Sukashitrochus atkinsoni

Scientific classification
- Kingdom: Animalia
- Phylum: Mollusca
- Class: Gastropoda
- Subclass: Vetigastropoda
- Order: Lepetellida
- Superfamily: Scissurelloidea
- Family: Scissurellidae
- Genus: Sukashitrochus
- Species: S. atkinsoni
- Binomial name: Sukashitrochus atkinsoni (Tenison Woods, 1877)
- Synonyms: Schismope carinata Watson, 1886; Schismope tasmanica Petterd, 1879; Scissurella atkinsoni Tenison Woods, 1877; Sinezona atkinsoni Tenison-Woods, J.E., 1877; Sukashitrochus tasmanicus (Petterd, 1879);

= Sukashitrochus atkinsoni =

- Authority: (Tenison Woods, 1877)
- Synonyms: Schismope carinata Watson, 1886, Schismope tasmanica Petterd, 1879, Scissurella atkinsoni Tenison Woods, 1877, Sinezona atkinsoni Tenison-Woods, J.E., 1877, Sukashitrochus tasmanicus (Petterd, 1879)

Species of gastropod

Sukashitrochus atkinsoni is a species of small sea snail, a marine gastropod mollusk or micromollusk in the family Scissurellidae, the little slit snails.

==Description==
The minute, brown shell attains a height of 2 mm. It has a globose-depressed shape. The spire is short, low, and blunt. The three whorls widen rapidly and are plane above. The last whorl descends very deeply toward the aperture, with a strong keel at the
shoulder, occupied by the anal fasciole, and another keel at the periphery, the space between them concave. Below this carina there are about 3 rather
separated spiral lira, and around the umbilicus three more. The keels are obsolete for a short distance behind the aperture.
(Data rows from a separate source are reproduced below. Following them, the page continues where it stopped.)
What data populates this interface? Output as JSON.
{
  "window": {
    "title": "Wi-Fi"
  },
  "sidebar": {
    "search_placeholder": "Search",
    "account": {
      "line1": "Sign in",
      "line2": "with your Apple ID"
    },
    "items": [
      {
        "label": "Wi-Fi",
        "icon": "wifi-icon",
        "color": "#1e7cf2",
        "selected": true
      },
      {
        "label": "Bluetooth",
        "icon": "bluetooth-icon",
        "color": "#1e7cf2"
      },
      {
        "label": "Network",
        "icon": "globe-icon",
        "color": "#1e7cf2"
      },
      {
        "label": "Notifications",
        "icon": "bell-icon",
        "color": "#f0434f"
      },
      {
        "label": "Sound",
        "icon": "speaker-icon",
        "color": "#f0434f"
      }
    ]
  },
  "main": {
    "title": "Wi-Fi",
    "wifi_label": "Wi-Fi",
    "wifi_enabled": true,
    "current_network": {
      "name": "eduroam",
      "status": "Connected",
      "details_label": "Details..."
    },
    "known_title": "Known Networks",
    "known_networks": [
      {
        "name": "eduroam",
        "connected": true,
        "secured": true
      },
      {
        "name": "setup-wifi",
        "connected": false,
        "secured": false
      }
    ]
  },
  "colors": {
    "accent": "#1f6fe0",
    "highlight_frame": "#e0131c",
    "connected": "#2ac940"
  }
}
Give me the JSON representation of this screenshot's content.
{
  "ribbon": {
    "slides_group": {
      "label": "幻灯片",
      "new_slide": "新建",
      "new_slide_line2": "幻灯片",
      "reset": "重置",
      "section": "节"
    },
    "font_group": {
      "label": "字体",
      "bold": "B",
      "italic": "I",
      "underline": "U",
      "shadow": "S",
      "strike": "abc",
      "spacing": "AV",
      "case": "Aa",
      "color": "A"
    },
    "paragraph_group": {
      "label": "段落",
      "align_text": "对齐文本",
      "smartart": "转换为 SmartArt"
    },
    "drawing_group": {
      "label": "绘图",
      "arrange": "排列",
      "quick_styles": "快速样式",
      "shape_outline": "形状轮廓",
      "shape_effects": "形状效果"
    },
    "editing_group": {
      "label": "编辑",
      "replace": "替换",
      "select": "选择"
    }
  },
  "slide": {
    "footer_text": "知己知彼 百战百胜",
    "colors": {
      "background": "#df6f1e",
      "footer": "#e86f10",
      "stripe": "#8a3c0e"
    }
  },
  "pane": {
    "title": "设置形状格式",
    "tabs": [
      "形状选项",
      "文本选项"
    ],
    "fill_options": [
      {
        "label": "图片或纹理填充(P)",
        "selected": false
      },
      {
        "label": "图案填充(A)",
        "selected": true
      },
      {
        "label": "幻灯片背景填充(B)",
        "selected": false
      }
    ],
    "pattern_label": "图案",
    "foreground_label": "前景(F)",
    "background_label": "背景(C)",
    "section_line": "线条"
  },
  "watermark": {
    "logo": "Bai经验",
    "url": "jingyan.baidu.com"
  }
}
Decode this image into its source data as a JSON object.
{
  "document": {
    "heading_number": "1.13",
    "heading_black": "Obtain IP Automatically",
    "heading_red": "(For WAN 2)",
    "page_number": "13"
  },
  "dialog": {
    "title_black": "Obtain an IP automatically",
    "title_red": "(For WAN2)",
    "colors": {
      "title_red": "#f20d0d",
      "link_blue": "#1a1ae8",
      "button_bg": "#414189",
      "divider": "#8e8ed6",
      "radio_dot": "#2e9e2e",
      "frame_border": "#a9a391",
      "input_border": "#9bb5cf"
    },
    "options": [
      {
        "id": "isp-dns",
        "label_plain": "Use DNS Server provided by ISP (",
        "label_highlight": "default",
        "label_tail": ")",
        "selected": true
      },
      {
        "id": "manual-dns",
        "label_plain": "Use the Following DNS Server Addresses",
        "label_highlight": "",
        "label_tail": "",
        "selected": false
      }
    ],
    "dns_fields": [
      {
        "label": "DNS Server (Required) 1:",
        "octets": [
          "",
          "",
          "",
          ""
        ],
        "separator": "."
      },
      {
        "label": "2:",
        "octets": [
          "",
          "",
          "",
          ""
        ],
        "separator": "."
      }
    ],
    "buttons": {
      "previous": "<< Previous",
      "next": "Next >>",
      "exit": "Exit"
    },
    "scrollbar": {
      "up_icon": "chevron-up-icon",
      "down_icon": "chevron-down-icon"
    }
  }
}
The fine growth striae are scarcely perceptible. The slit fasciole present on the last 1½ whorls is very narrow. Its edges are pinched up into a strong keel. It terminates about ½ mm or ¾ mm behind the peristome in a long, narrow slot. The ovate aperture is very oblique. It is narrowed above. The columella is slightly arcuate, and nearly vertical. The umbilicus is narrowly perforated, funnel-shaped, and smooth inside. On old shells the median carina becomes rounded on the last ¾ whorl, and there are numerous spiral riblets both above and below the slit fasciole.

==Distribution==
This marine species occurs off Queensland to South Australia and Western Australia; off Tasmania.